I think that your second paragraph presents a false dichotomy, and things go awry from there.
The classes and objects in a computer language do represent things and actions, if only via a metaphor involving the programmers. But computing is clearly an abstract rule-based game. So the 'game' model does not remove 'representation'. If the program's output has an intended use, both models are involved.
They are separable, though. Consider a field of math like Group Theory, there the representation can be moved from one field of reference to another at will, as the goal is to isolate the behavior that all potential references share. Or even back off to counting. Abstractly 2 + 2 = 4 is not representational, as there could be two of anything involved, or you could simply be rehearsing empty rules for a future potential employment with referents.
So there are languages that are not representative because the statements made are never bound to specific referents. (Even when the process of the argument establishes potentially important facts about many given, relevant sets of applicable referents.) So, in a narrow sense, we observe exceptions, and your answer is 'no'.

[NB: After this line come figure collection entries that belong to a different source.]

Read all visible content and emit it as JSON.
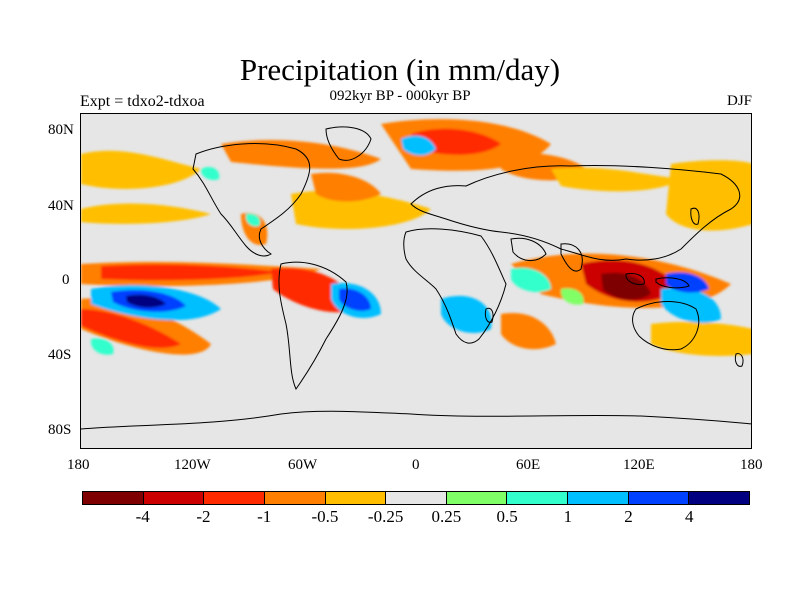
{
  "title": "Precipitation (in mm/day)",
  "subtitle": "092kyr BP - 000kyr BP",
  "left_label": "Expt = tdxo2-tdxoa",
  "right_label": "DJF",
  "lat_ticks": [
    "80N",
    "40N",
    "0",
    "40S",
    "80S"
  ],
  "lon_ticks": [
    "180",
    "120W",
    "60W",
    "0",
    "60E",
    "120E",
    "180"
  ],
  "colorbar": {
    "colors": [
      "#7f0000",
      "#cc0000",
      "#ff2a00",
      "#ff7f00",
      "#ffbf00",
      "#e6e6e6",
      "#80ff66",
      "#33ffcc",
      "#00bfff",
      "#0040ff",
      "#000080"
    ],
    "labels": [
      "-4",
      "-2",
      "-1",
      "-0.5",
      "-0.25",
      "0.25",
      "0.5",
      "1",
      "2",
      "4"
    ]
  },
  "colors": {
    "ocean_land_neutral": "#e6e6e6",
    "coastline": "#000000"
  }
}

It is tempting to create a place where those things 'live' and invest in logical or mathematical Platonism, but that only adds unnecessary complication. It seems possible, if we go there, that we can completely separate the two, and have the concrete 'participate' in the abstract. But it fails to explain why only a very narrow range of complete abstractions appeal to humans and get involved in our languages.
If there is all that real abstract stuff out there, what is special about Groups or Numbers? Clearly they are special, at least to us. And (I would propose) that is because we intuitively feel we will find referents for them. So are the elements of this mythical domains actually referents to begin with, or are the statements just empty forms seeking referents, to which they will be bound later?
So Platonism nets you a 'yes' answer to your question. But artificial constructions that stretch to cover the data and raise more questions than they answer are bad science, and I would put that 'yes' aside.
We are left with the observation that language may be nonreferential, but it loses meaning if it is truly free of referents, at least in the sense that we intend for abstract reasoning to have future concrete referents.
At the other extreme language is never truly bound to its referents, either: some definition involved always involves abstracting away elements of the concrete -- 'my dog' does not contain exactly the same set of molecules at the start and the end of any given statement about her. She is a furry abstraction.
It is more reasonable to see abstract formalism and real semantics as the opposite ends of a semiotic spectrum between which we interpolate in use according to the specificity of the ideas involved.
Language is an interlocking set of games of varying degrees of referentiality. Different important points along this continuum play different roles in communication and reasoning. Near one end, powerful languages like higher math are non-referential. Near the other deeply referential languages like literary descriptions give no leverage for reasoning but are useful in their own right.